なぜそうなのか。ここから先は、時系列で説明していく。

 8月10日、宮内庁が同月10日から16日までの天皇、皇后両陛下の日程を発表した。11日に中満泉(なかみついずみ)・国連事務次長と面会、体調が良ければ、皇后雅子さまも同席する、とあった。

 すぐに思い出したのが、2017年10月、上皇后美智子さまがお誕生日にあたって出された宮内記者会への文書回答だった。「1年を振り返って感じられたことをお聞かせください」という質問への多岐にわたる答えの中、中満さんについて1段落があてられていた。

「世界にも事多いこの1年でしたが、こうした中、中満泉さんが国連軍縮担当の上級代表になられたことは、印象深いことでした」で始まり、就任以来の中満さんの言葉から「軍縮とは予防のことでもあり、(略)起こり得る紛争を回避することも『軍縮』の業務の一部であることを教えられ、今後この分野にも関心を寄せていく上での助けになると嬉しく思いました」とあった。

 なぜこれほどお詳しいの? という失礼な疑問は、この段落の最後に解消した。「国連難民高等弁務官であった緒方貞子さんの下で、既に多くの現場経験を積まれている中満さんが、これからのお仕事を元気に務めていかれるよう祈っております」

■渡された作文のコピー

 美智子さまと緒方さんは聖心女子大の卒業生同士。テニス仲間でもあった。この2年後、緒方さんが亡くなった際には美智子さまも葬儀場を弔問されている。緒方さん、そしてその後輩にあたる中満さんに、美智子さまはずっと注目していたのだ。

 それが頭にあったので、陛下と雅子さま(体調が良ければということだったが、これは念のための表現であり、お二人での面会になることが通例になっていた)が中満さんと会うという発表に接し、「美智子さまの思いを継ぐ意思表示でもあるのだな」と思ったりしていた。

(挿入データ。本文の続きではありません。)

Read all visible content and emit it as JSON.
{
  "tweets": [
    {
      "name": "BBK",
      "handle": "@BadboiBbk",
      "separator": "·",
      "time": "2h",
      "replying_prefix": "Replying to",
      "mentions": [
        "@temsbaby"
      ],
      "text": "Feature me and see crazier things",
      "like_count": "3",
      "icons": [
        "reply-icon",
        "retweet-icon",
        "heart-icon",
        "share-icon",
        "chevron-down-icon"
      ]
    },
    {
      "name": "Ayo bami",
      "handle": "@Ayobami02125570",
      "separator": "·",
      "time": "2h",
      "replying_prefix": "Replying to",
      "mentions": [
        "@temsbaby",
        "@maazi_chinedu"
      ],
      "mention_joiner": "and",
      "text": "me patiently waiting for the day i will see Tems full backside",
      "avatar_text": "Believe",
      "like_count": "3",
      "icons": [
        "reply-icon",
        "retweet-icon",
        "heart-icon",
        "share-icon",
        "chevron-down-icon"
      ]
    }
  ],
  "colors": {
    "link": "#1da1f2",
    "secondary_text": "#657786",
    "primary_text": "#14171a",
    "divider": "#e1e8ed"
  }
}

 そして11日、お二人は赤坂御所で中満さんと会った。6日と9日、広島と長崎の「原爆の日」、事務総長の代理として平和式典に出席した中満さんはお二人に、被爆地での若い世代の取り組みや世界の核軍縮の現状を説明したという。もしそれだけだったら、陛下の「今後とも」に感動することはなかったと思う。が、実際には「今後とも」への確かな一歩があった。お二人から中満さんに愛子さまの作文のコピーが渡されたのだ。